There is some truth to what Carrol says. But looking at this optical illusion from another angle, one must take account that Black people are "invisible" to white people, to use Ralph Ellison's metaphor. Thus, Dukakis is just a presidential candidate because in looking at presidential candidates only white people are visible. There is no need to distinguish them from Black people.
When forced to "see" Black people , and therefore bring them into relation with white people, the adjective "white" is used. Emmett Till "whistled" at a white woman. The "White Man" had a burden _vis-a-vis_ Filipinos.
Part of the reason a "white pride" movement can't take off is that to use the term "white pride" would force white people to constantly "see" Black people. Whites prefer to forget about and not think about the existence of Black people, to treat them as "invisible".
Black people, forced more frequently to take account of the relationship, of course, use the terms "white man" , "white people", all the time. So, what Carrol describes below is from the perspective of white people.
Charles
^^^^^ To some extent I think the perspective on "whiteness" is skewed a bit.
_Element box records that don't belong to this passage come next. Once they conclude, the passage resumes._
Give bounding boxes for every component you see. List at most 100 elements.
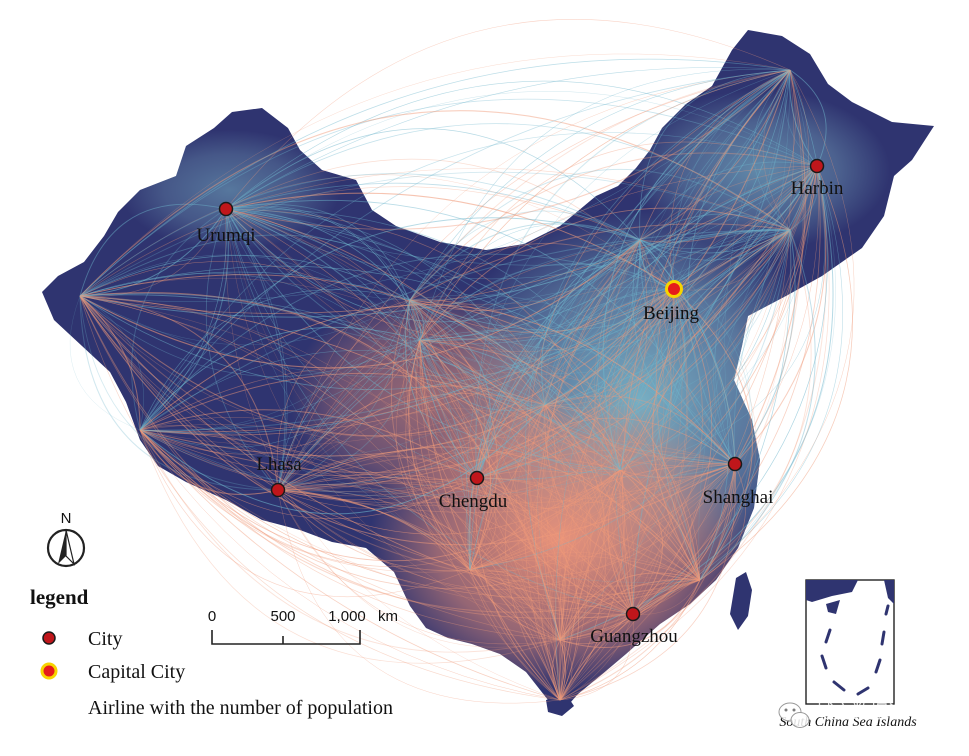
- legend-title: legend: [30, 585, 89, 609]
- city-dot-icon: [270, 482, 286, 498]
- airline-arc: [544, 404, 577, 701]
- airline-arc: [409, 168, 791, 301]
- airline-arc: [419, 165, 818, 341]
- airline-arc: [559, 613, 634, 701]
- legend-label-city: City: [88, 628, 122, 650]
- airline-arc: [409, 165, 818, 331]
- airline-arc: [79, 239, 641, 369]
- airline-arc: [476, 469, 621, 509]
- legend-label-capital: Capital City: [88, 661, 185, 683]
- airline-arc: [476, 477, 634, 615]
- airline-arc: [277, 339, 421, 491]
- airline-arc: [469, 165, 818, 571]
- airline-arc: [419, 69, 791, 341]
- airline-arc: [476, 477, 561, 641]
- city-label-harbin: Harbin: [791, 178, 844, 199]
- airline-arc: [225, 165, 818, 280]
- airline-network: [69, 19, 855, 704]
- airline-arc: [139, 429, 561, 641]
- airline-arc: [79, 295, 279, 491]
- airline-arc: [409, 299, 701, 581]
- airline-arc: [469, 569, 561, 641]
- airline-arc: [559, 229, 791, 701]
- airline-arc: [537, 165, 818, 641]
- airline-arc: [673, 229, 791, 291]
- airline-arc: [734, 165, 819, 465]
- airline-arc: [469, 165, 818, 571]
- airline-arc: [544, 229, 791, 409]
- airline-arc: [79, 98, 818, 297]
- north-arrow-icon: [46, 528, 86, 568]
- airline-arc: [559, 229, 791, 641]
- city-shanghai[interactable]: Shanghai: [703, 456, 774, 509]
- airline-arc: [419, 339, 701, 581]
- airline-arc: [619, 463, 736, 479]
- airline-arc: [225, 208, 472, 571]
- airline-arc: [527, 69, 791, 641]
- city-guangzhou[interactable]: Guangzhou: [590, 606, 678, 648]
- city-lhasa[interactable]: Lhasa: [256, 454, 302, 498]
- city-urumqi[interactable]: Urumqi: [196, 201, 256, 247]
- airline-arc: [469, 463, 736, 571]
- airline-arc: [225, 208, 561, 701]
- airline-arc: [277, 239, 641, 491]
- hainan-island: [546, 694, 574, 716]
- airline-arc: [559, 165, 834, 641]
- airline-arc: [79, 295, 478, 483]
- airline-arc: [469, 560, 634, 615]
- airline-arc: [476, 229, 791, 480]
- airline-arc: [469, 69, 791, 571]
- airline-arc: [225, 158, 675, 290]
- airline-arc: [225, 208, 478, 479]
- airline-arc: [469, 239, 648, 571]
- airline-arc: [277, 229, 791, 491]
- airline-arc: [139, 429, 634, 653]
- airline-arc: [225, 19, 791, 210]
- airline-arc: [469, 404, 549, 571]
- airline-arc: [409, 299, 635, 615]
- airline-arc: [404, 299, 478, 479]
- airline-arc: [639, 239, 753, 581]
- airline-arc: [79, 294, 621, 471]
- city-chengdu[interactable]: Chengdu: [439, 470, 508, 513]
- city-dot-icon: [625, 606, 641, 622]
- airline-arc: [409, 299, 546, 406]
- airline-arc: [468, 288, 675, 571]
- airline-arc: [419, 229, 791, 353]
- airline-arc: [409, 222, 641, 301]
- airline-arc: [277, 477, 478, 500]
- airline-arc: [419, 339, 621, 471]
- airline-arc: [476, 69, 791, 479]
- airline-arc: [139, 229, 791, 431]
- airline-arc: [789, 69, 818, 167]
- airline-arc: [409, 299, 621, 471]
- airline-arc: [79, 203, 227, 297]
- airline-arc: [79, 288, 675, 390]
- airline-arc: [409, 229, 791, 351]
- airline-arc: [469, 229, 791, 571]
- airline-arc: [619, 288, 676, 471]
- airline-arc: [419, 339, 589, 701]
- airline-arc: [79, 292, 561, 641]
- airline-arc: [277, 229, 791, 491]
- airline-arc: [409, 299, 421, 341]
- airline-arc: [733, 229, 791, 465]
- airline-arc: [673, 229, 791, 290]
- city-harbin[interactable]: Harbin: [791, 158, 844, 200]
- airline-arc: [277, 489, 561, 701]
- airline-arc: [225, 208, 546, 406]
- airline-arc: [699, 229, 816, 581]
- airline-arc: [559, 469, 625, 701]
- airline-arc: [225, 208, 478, 479]
- city-label-shanghai: Shanghai: [703, 487, 774, 508]
- airline-arc: [619, 463, 736, 478]
- airline-arc: [225, 208, 421, 341]
- airline-arc: [614, 69, 791, 615]
- airline-arc: [621, 69, 791, 615]
- airline-arc: [552, 639, 561, 701]
- city-beijing[interactable]: Beijing: [643, 280, 699, 325]
- airline-arc: [225, 208, 561, 701]
- airline-arc: [79, 293, 621, 471]
- airline-arc: [409, 299, 498, 571]
- airline-arc: [559, 239, 665, 701]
Notice. Dukakis was a presidential candidate. Jackson was a _black_ presidential candidate. Pynchon is a novelist. Oates is a female novelist. Toni Morrison is a black female novelist. It wasn't the _white_ race that was invented. Whites are not a race. They are simply humans. It was the Negro Race that was invented.
That's why attempts to create an entity called "white pride" never really succeeded, because it is not that a person is white but that he/she is _not_ black.